Type of Business Operation holding company in the e-Commerce segment
Date of Establishment September 21, 1999
Head office Oak Minami Azabu Building, 3-19-23 Minami Azabu, Minato-ku, Tokyo
Representative Ken Miyauchi, President and CEO
Paid-in capital 10.0 billion Yen
Total assets 23,153 million Yen
Settlement of accounts March 31
Employees 94
(Including temporary employees)
Major shareholders and ownership ratio SOFTBANK CORP. 100%
Trade name SOFTBANK COMMERCE CORP.
Type of Business IT-related merchandise and service distribution and provision of total corporate ITsolutions,including e-Commerce (B2B)
Date of Establishment March 23, 2000
Head office Oak Minami Azabu Building, 3-19-23 Minami Azabu, Minato-ku, Tokyo
Representative Eiji Uda, President and CEO
Paid-in capital 3.0 billion Yen
Total assets 57,868 million Yen
Settlement of accounts March 31
Employees 960
(Including contract employees and temporary employees)
Major shareholders and ownership ratio SOFTBANK EC HOLDINGS CORP. 100%

Reference

SOFTBANK Networks Inc. resolved to merge three subsidiaries (IP REVOLUTION, INC., Internet Facilities Inc., and TeraPlanet Inc.) as of December 20, 2002 in order to achieve greater efficiency and strengthen its base of operations in the broadband infrastructure business. IP REVOLUTION INC. will be the surviving entity and will absorb the other two companies, which will be dissolved.

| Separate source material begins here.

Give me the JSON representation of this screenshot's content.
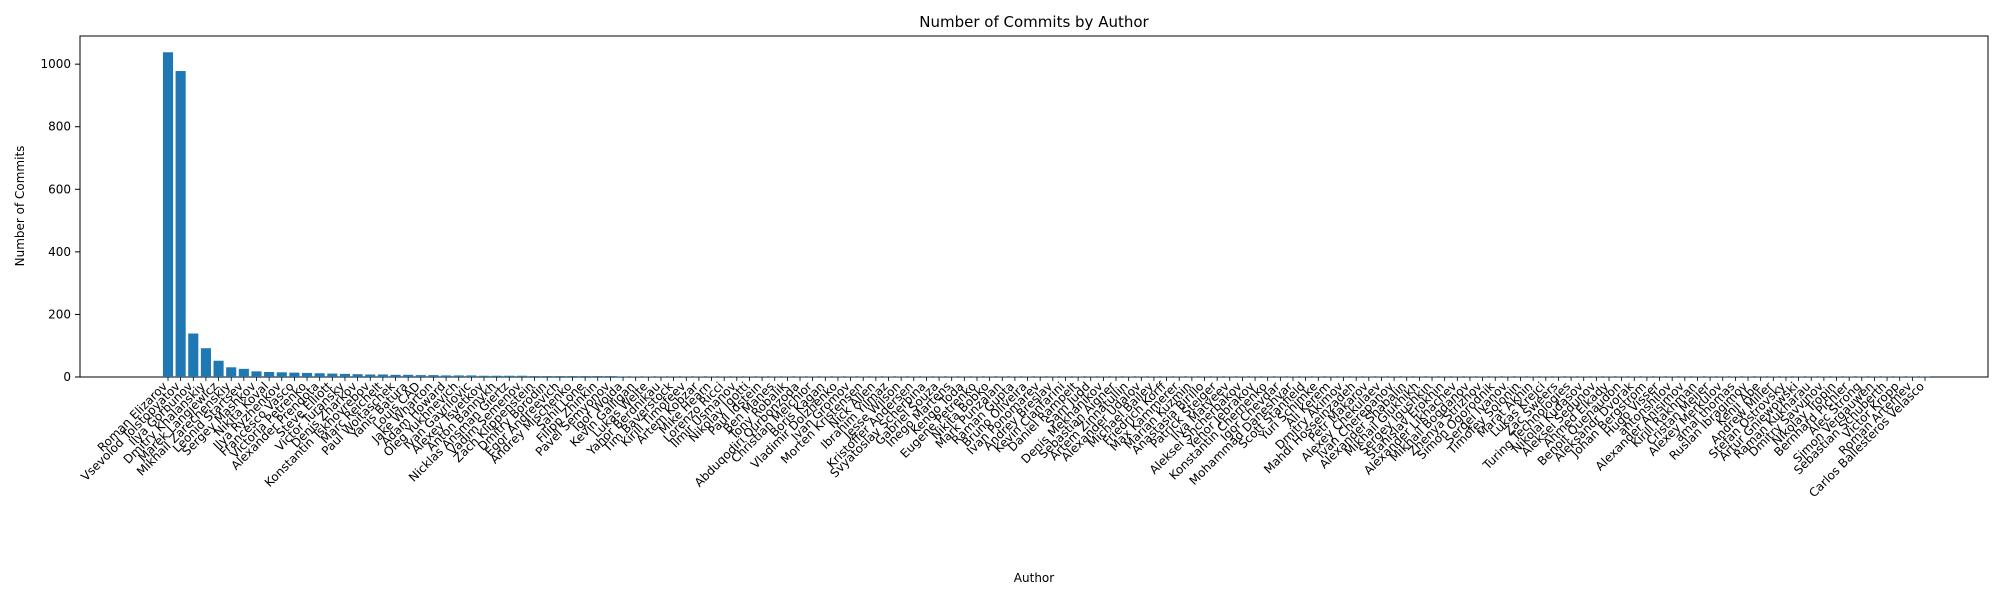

  • The information is true and accurate at the time of publication.
    Price, specification, contact and other information of products and service may be subjected to change. The information contains certain forward-looking statements that are subject to known and unknown risks and uncertainties that could cause actual results to differ materially from those expressed or implied by such statements.